The linear regression was used to predict the distance expected in one of the throws, given the performances in other athletic tasks, say max squat, max power clean, max long jump and a few others. Some of the regression coefficients were negative, which means that increasing performance in, say, long jump, leads to shorter shot-put (I don't remember which throw the model was for) distances. The model and approach looked understandable and "weird" at the same time.
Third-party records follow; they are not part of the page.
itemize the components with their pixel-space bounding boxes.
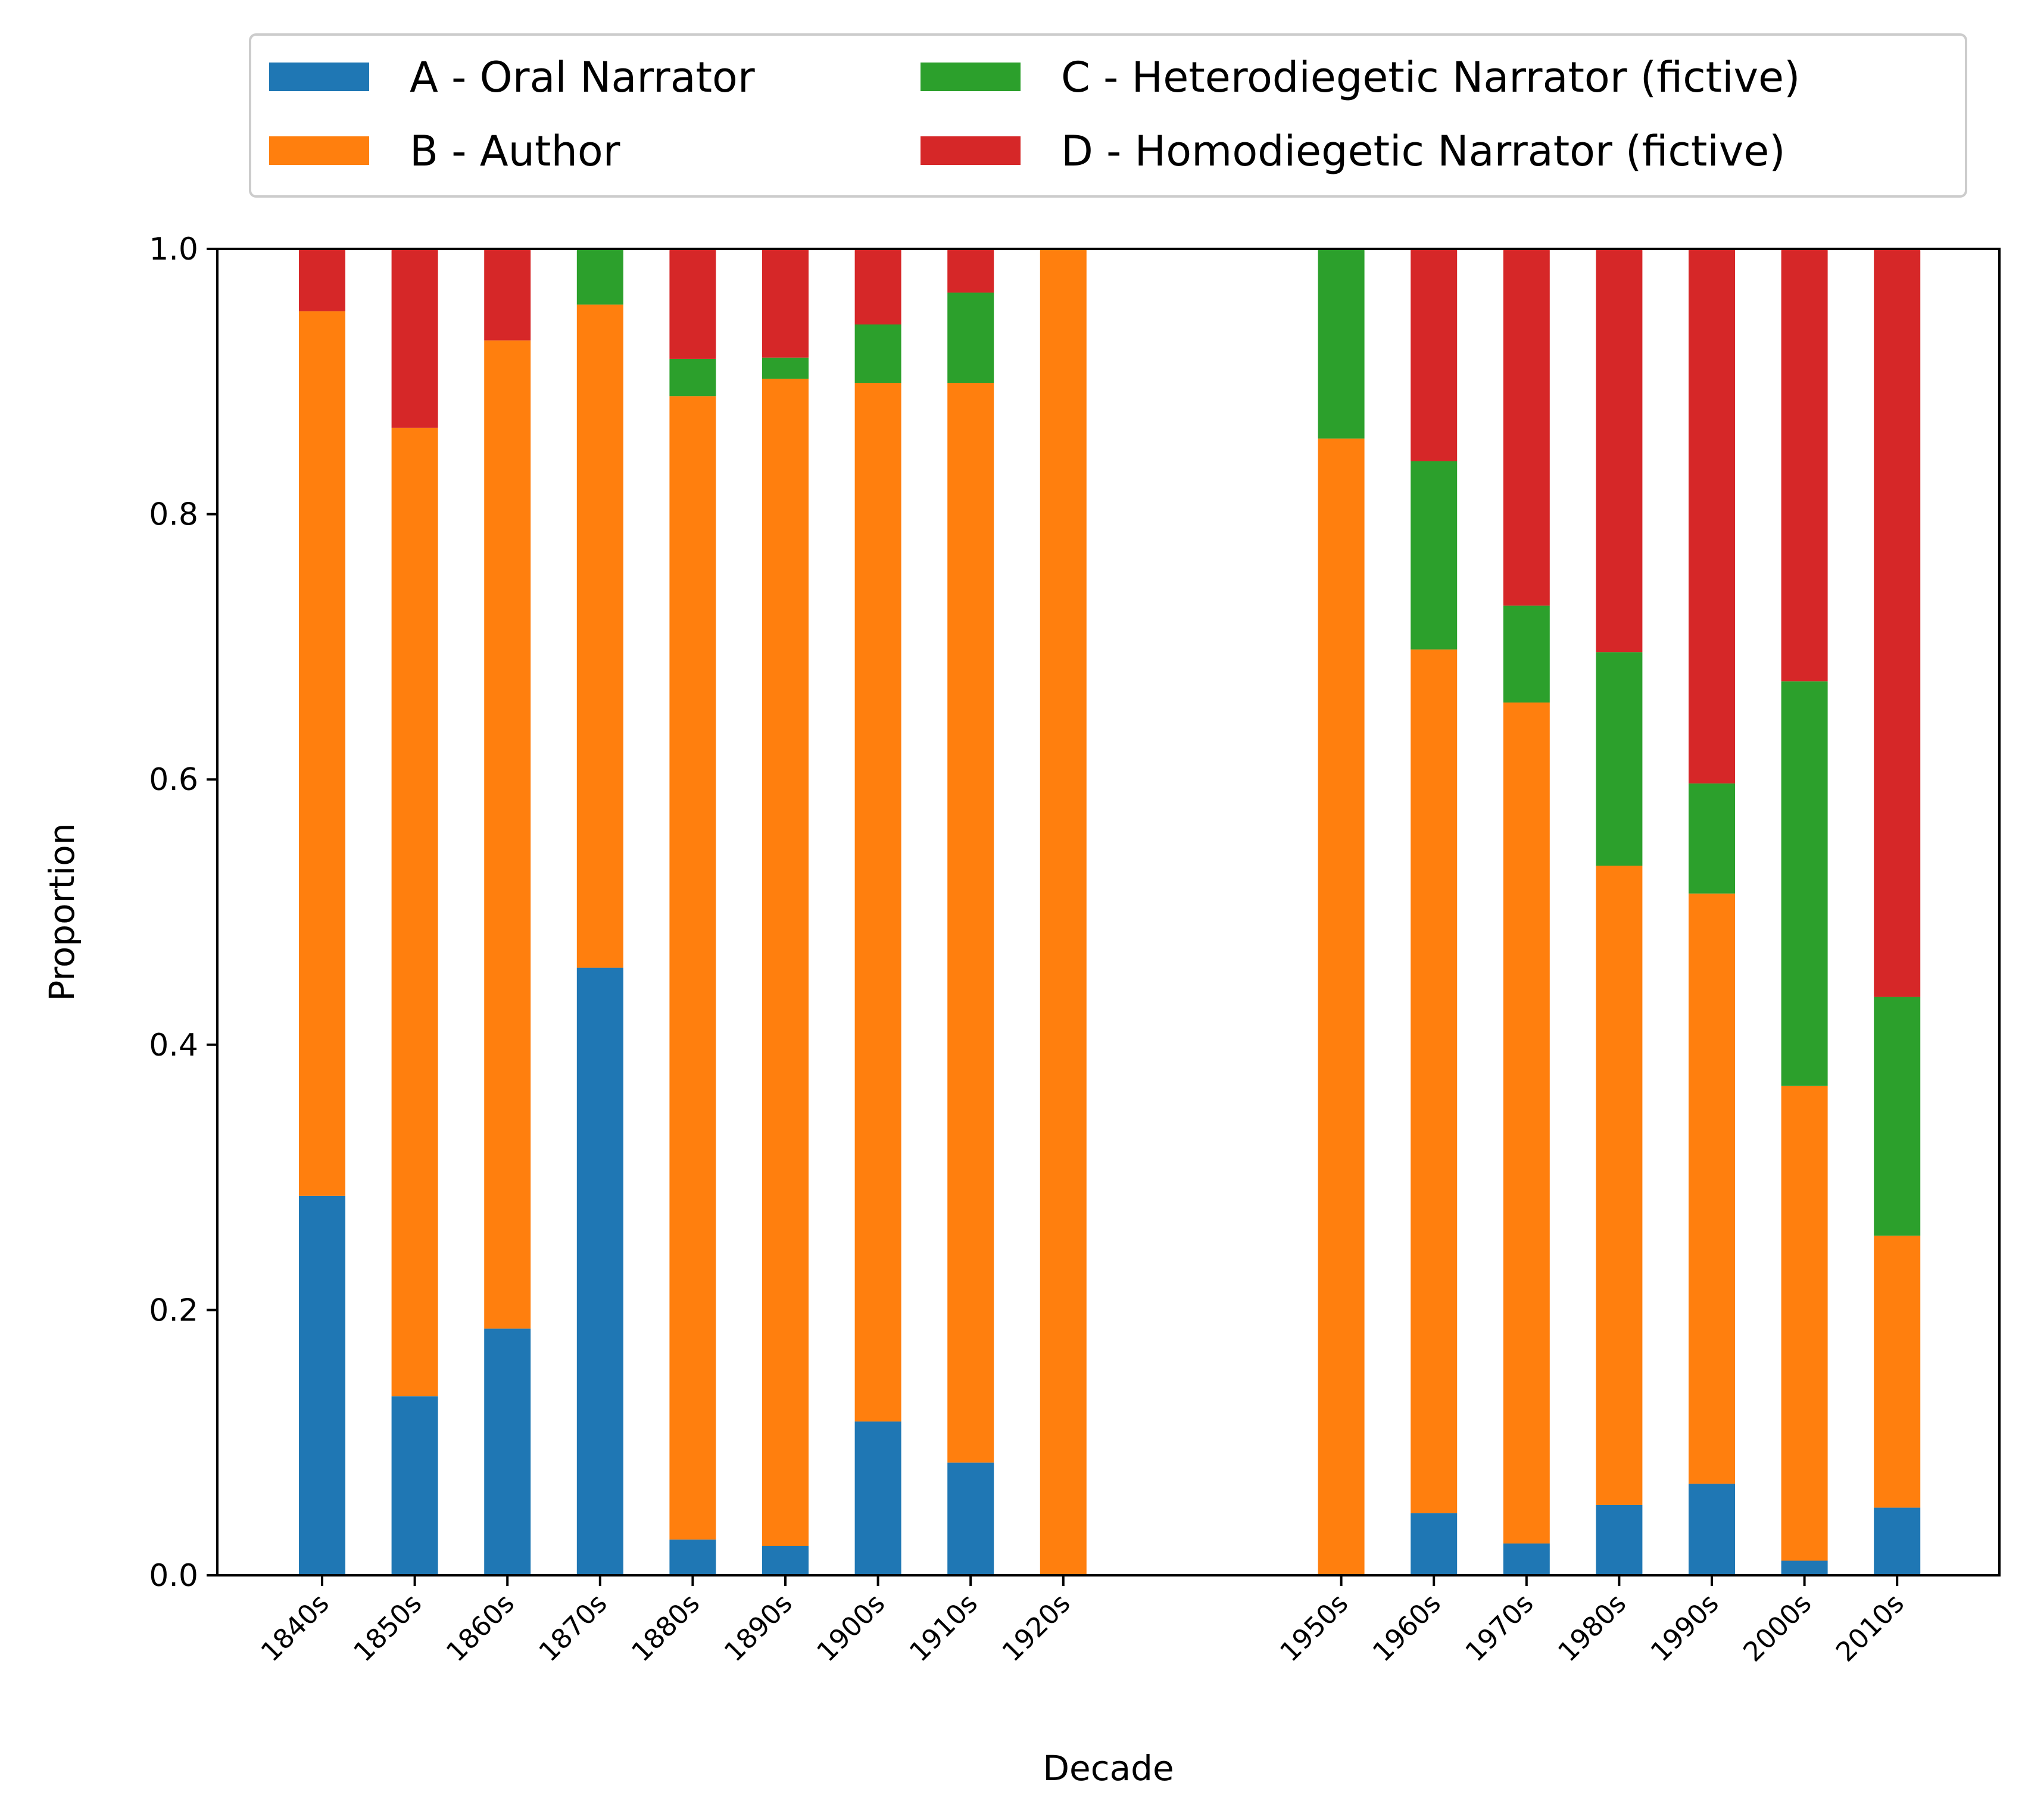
bar-d-1900s [854,249,901,324]
legend-label-b: B - Author [410,127,620,176]
bar-c-2010s [1874,997,1921,1236]
y-axis-label: Proportion [42,823,82,1001]
legend-swatch-b [269,136,369,165]
bar-a-1890s [762,1546,809,1575]
bar-c-1950s [1318,249,1365,439]
bar-b-1980s [1596,866,1643,1505]
plot-frame [216,248,2001,1576]
y-tick-label: 0.8 [149,497,198,533]
y-tick-label: 0.2 [149,1293,198,1328]
bar-b-1890s [762,379,809,1546]
bar-d-1990s [1689,249,1735,783]
bar-b-1960s [1411,649,1458,1513]
bar-c-1870s [576,249,623,305]
bar-a-2000s [1781,1560,1828,1575]
legend-swatch-a [269,63,369,91]
bar-b-2000s [1781,1085,1828,1561]
legend-box [249,33,1967,198]
bar-c-2000s [1781,681,1828,1086]
y-axis: 0.0 0.2 0.4 0.6 0.8 1.0 [149,232,217,1594]
bar-c-1880s [669,358,716,397]
legend-swatch-d [921,136,1021,165]
bar-d-1850s [391,249,438,428]
bar-c-1910s [947,292,994,383]
legend-swatch-c [921,63,1021,91]
bar-c-1970s [1503,605,1550,703]
bar-b-1970s [1503,702,1550,1544]
bar-d-1840s [299,249,345,311]
bar-d-1970s [1503,249,1550,606]
bar-d-1960s [1411,249,1458,461]
bar-b-1900s [854,383,901,1422]
bar-a-1870s [576,967,623,1575]
bar-a-1980s [1596,1504,1643,1575]
bar-b-1860s [484,340,531,1329]
bar-d-2000s [1781,249,1828,682]
bar-d-1890s [762,249,809,358]
legend-label-c: C - Heterodiegetic Narrator (fictive) [1061,53,1800,102]
legend-label-a: A - Oral Narrator [410,53,755,102]
x-axis-label: Decade [1043,1748,1174,1788]
bar-a-1900s [854,1421,901,1575]
bar-d-1880s [669,249,716,359]
bar-c-1890s [762,357,809,379]
bar-a-1960s [1411,1513,1458,1575]
bar-a-1970s [1503,1543,1550,1575]
bar-a-1910s [947,1462,994,1575]
bar-b-1840s [299,311,345,1196]
bar-a-1840s [299,1195,345,1575]
bar-d-1860s [484,249,531,341]
bars-group [299,249,1921,1575]
bar-a-2010s [1874,1507,1921,1575]
bar-a-1860s [484,1328,531,1575]
legend-label-d: D - Homodiegetic Narrator (fictive) [1061,127,1786,176]
bar-b-1880s [669,396,716,1540]
bar-b-1920s [1040,249,1087,1575]
bar-c-1980s [1596,652,1643,866]
bar-a-1850s [391,1396,438,1575]
bar-b-2010s [1874,1235,1921,1508]
bar-a-1990s [1689,1484,1735,1575]
bar-d-1980s [1596,249,1643,653]
bar-c-1990s [1689,783,1735,894]
bar-a-1880s [669,1539,716,1575]
bar-c-1960s [1411,461,1458,650]
bar-b-1870s [576,304,623,968]
y-tick-label: 0.0 [149,1558,198,1594]
bar-b-1850s [391,427,438,1397]
bar-d-2010s [1874,249,1921,997]
bar-b-1910s [947,383,994,1463]
bar-d-1910s [947,249,994,293]
y-tick-label: 1.0 [149,232,198,267]
y-tick-label: 0.4 [149,1028,198,1063]
legend: A - Oral Narrator B - Author C - Heterodie… [249,33,1967,198]
y-tick-label: 0.6 [149,762,198,798]
bar-b-1990s [1689,893,1735,1484]
bar-b-1950s [1318,438,1365,1575]
bar-c-1900s [854,324,901,383]
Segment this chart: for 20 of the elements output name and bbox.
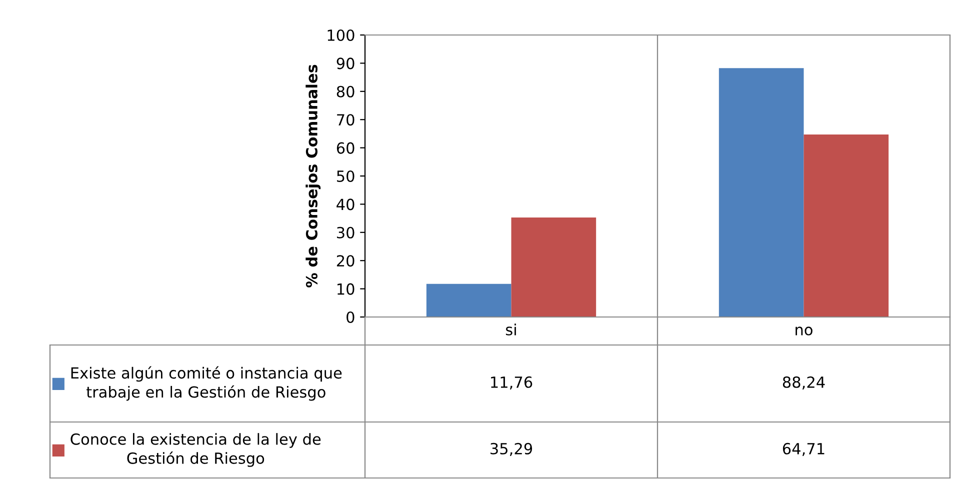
y-tick-label: 70 [337, 114, 354, 126]
y-tick-label: 80 [336, 86, 354, 98]
data-label: 64,71 [782, 442, 824, 456]
y-tick-label: 100 [328, 29, 354, 42]
legend-label: Conoce la existencia de la ley de Gestión de Riesgo [70, 433, 321, 467]
data-label: 35,29 [490, 442, 532, 456]
y-tick-label: 60 [336, 142, 354, 154]
y-tick-label: 20 [336, 255, 354, 267]
legend-label: Existe algún comité o instancia que trabaje en la Gestión de Riesgo [71, 366, 342, 401]
y-tick-label: 40 [336, 198, 354, 210]
x-tick-label: no [796, 326, 812, 336]
data-label: 88,24 [782, 376, 825, 390]
y-tick-label: 0 [346, 311, 354, 324]
y-tick-label: 30 [337, 226, 354, 238]
x-tick-label: si [506, 324, 516, 336]
y-axis-title: % de Consejos Comunales [306, 64, 321, 288]
data-label: 11,76 [491, 376, 532, 390]
y-tick-label: 50 [337, 170, 354, 182]
y-tick-label: 10 [338, 283, 354, 295]
y-tick-label: 90 [336, 58, 354, 70]
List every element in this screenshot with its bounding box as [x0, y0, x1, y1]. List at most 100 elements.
From a purely statistical perspective it makes sense, since that was the results coming from, I assume, maximum likelihood estimation. From a predictive performance, retrospectively it surely worked because it gave good prediction on past data, assuming there were training and test data (most likely, they were not, but let's assume). But from a future prediction perspective, i.e. the forecasting and thus the manipulation of training to obtain a certain performance, did it make sense? I am very confident it did not, because, among other things, the performances of auxiliary lifts/feats were not independent (you cannot work on a heavier one rep max in the power clean and hope or work toward a shorter long jump performance). The model by itself might have accurate, but considering that interpretable and thus guiding changes in the training program would have been a quite naive mistake. This kinda mistake is quite common among many who think too much about the machinery of the model and way too little about the domain. |
Those are two different questions. For forecasting without manipulation of training it would still make sense. But it wouldn’t make sense for causal analysis.